Karabaic: OK. The title, “We Survived the Night,” it speaks to endurance. In your eyes, what does survival look like for Indigenous communities today?
Brave NoiseCat: Well, I would say that it looks like someone hanging out with their old man with whom they have a complicated relationship.
It looks like a kid who grew up a thousand miles away from the reservation that their family calls home in a whole country away. I grew up in Oakland, California. My people are from British Columbia, Canada, learning the language of his Kyé7e, his grandmother, who was sent to Indian residential schools.

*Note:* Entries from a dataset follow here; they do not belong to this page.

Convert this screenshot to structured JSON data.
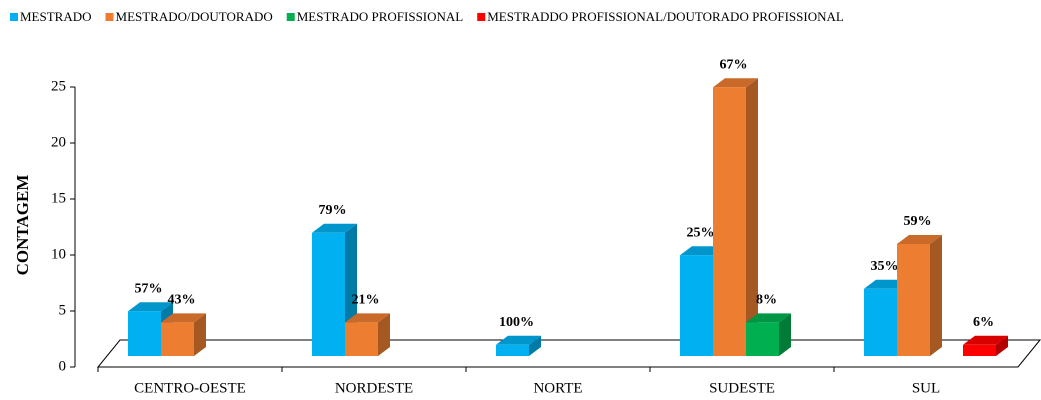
{
  "chart_data": {
    "type": "bar3d",
    "y_label": "CONTAGEM",
    "categories": [
      "CENTRO-OESTE",
      "NORDESTE",
      "NORTE",
      "SUDESTE",
      "SUL"
    ],
    "series": [
      {
        "name": "MESTRADO",
        "color": "#00b0f0",
        "values": [
          4,
          11,
          1,
          9,
          6
        ],
        "data_labels": [
          "57%",
          "79%",
          "100%",
          "25%",
          "35%"
        ]
      },
      {
        "name": "MESTRADO/DOUTORADO",
        "color": "#ed7d31",
        "values": [
          3,
          3,
          null,
          24,
          10
        ],
        "data_labels": [
          "43%",
          "21%",
          null,
          "67%",
          "59%"
        ]
      },
      {
        "name": "MESTRADO PROFISSIONAL",
        "color": "#00b050",
        "values": [
          null,
          null,
          null,
          3,
          null
        ],
        "data_labels": [
          null,
          null,
          null,
          "8%",
          null
        ]
      },
      {
        "name": "MESTRADDO PROFISSIONAL/DOUTORADO PROFISSIONAL",
        "color": "#ff0000",
        "values": [
          null,
          null,
          null,
          null,
          1
        ],
        "data_labels": [
          null,
          null,
          null,
          null,
          "6%"
        ]
      }
    ],
    "ylim": [
      0,
      25
    ],
    "yticks": [
      0,
      5,
      10,
      15,
      20,
      25
    ],
    "legend": "top"
  }
}
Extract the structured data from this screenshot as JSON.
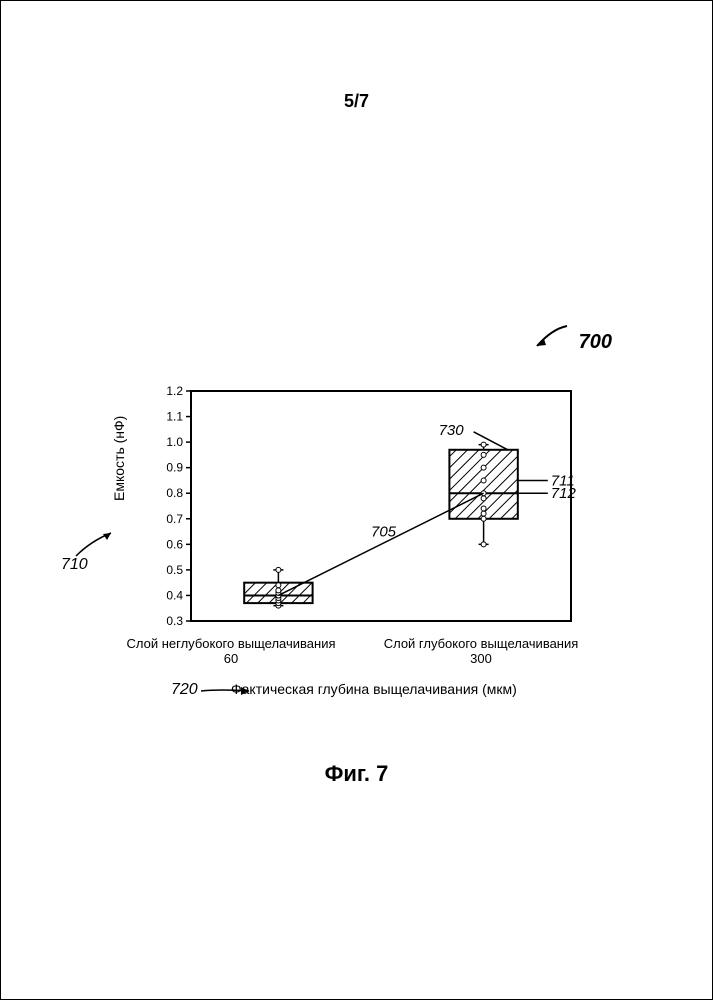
{
  "page_number": "5/7",
  "figure_ref": "700",
  "caption": "Фиг. 7",
  "y_axis": {
    "label": "Емкость (нФ)",
    "ref": "710",
    "min": 0.3,
    "max": 1.2,
    "ticks": [
      0.3,
      0.4,
      0.5,
      0.6,
      0.7,
      0.8,
      0.9,
      1.0,
      1.1,
      1.2
    ],
    "tick_labels": [
      "0.3",
      "0.4",
      "0.5",
      "0.6",
      "0.7",
      "0.8",
      "0.9",
      "1.0",
      "1.1",
      "1.2"
    ]
  },
  "x_axis": {
    "label": "Фактическая глубина выщелачивания (мкм)",
    "ref": "720",
    "categories": [
      {
        "label_top": "Слой неглубокого выщелачивания",
        "label_bottom": "60",
        "x": 0.23
      },
      {
        "label_top": "Слой глубокого выщелачивания",
        "label_bottom": "300",
        "x": 0.77
      }
    ]
  },
  "boxes": [
    {
      "x": 0.23,
      "q1": 0.37,
      "q3": 0.45,
      "median": 0.4,
      "whisker_lo": 0.36,
      "whisker_hi": 0.5,
      "points": [
        0.36,
        0.37,
        0.38,
        0.39,
        0.4,
        0.4,
        0.41,
        0.42,
        0.44,
        0.5
      ],
      "width": 0.18
    },
    {
      "x": 0.77,
      "q1": 0.7,
      "q3": 0.97,
      "median": 0.8,
      "whisker_lo": 0.6,
      "whisker_hi": 0.99,
      "points": [
        0.6,
        0.7,
        0.72,
        0.74,
        0.78,
        0.8,
        0.85,
        0.9,
        0.95,
        0.99
      ],
      "width": 0.18
    }
  ],
  "connector": {
    "from_box": 0,
    "to_box": 1,
    "ref": "705"
  },
  "callouts": [
    {
      "ref": "730",
      "target_box": 1,
      "y": 0.97,
      "side": "top"
    },
    {
      "ref": "711",
      "target_box": 1,
      "y": 0.85,
      "side": "right"
    },
    {
      "ref": "712",
      "target_box": 1,
      "y": 0.8,
      "side": "right"
    }
  ],
  "style": {
    "stroke": "#000000",
    "hatch_stroke": "#000000",
    "bg": "#ffffff",
    "line_width": 2,
    "box_line_width": 2,
    "point_radius": 2.5,
    "font_axis": 12
  }
}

It looks like a people like the Lumbee who are told time and again, even by other Native people that they are not Native, but who continue to pursue the recognition of their rights and their identity in the eyes of the law. I think it’s the persistence of these things. And it’s also, I think, the incredible way that we tell stories.
I think that the storytellers that have inspired me are aunts and uncles hanging out in a reservation living room, just telling some of the most terrible, funny, surprising off the wall stories. And I just hoped that tradition of survival while laughing and smiling and crying about it — that’s the tradition that I hope that I can be part of.
Karabaic: And that was, I think, a lovely note to end on. Thank you so much for joining me, Julian.
Brave NoiseCat: Thank you so much for having me. It really means a lot.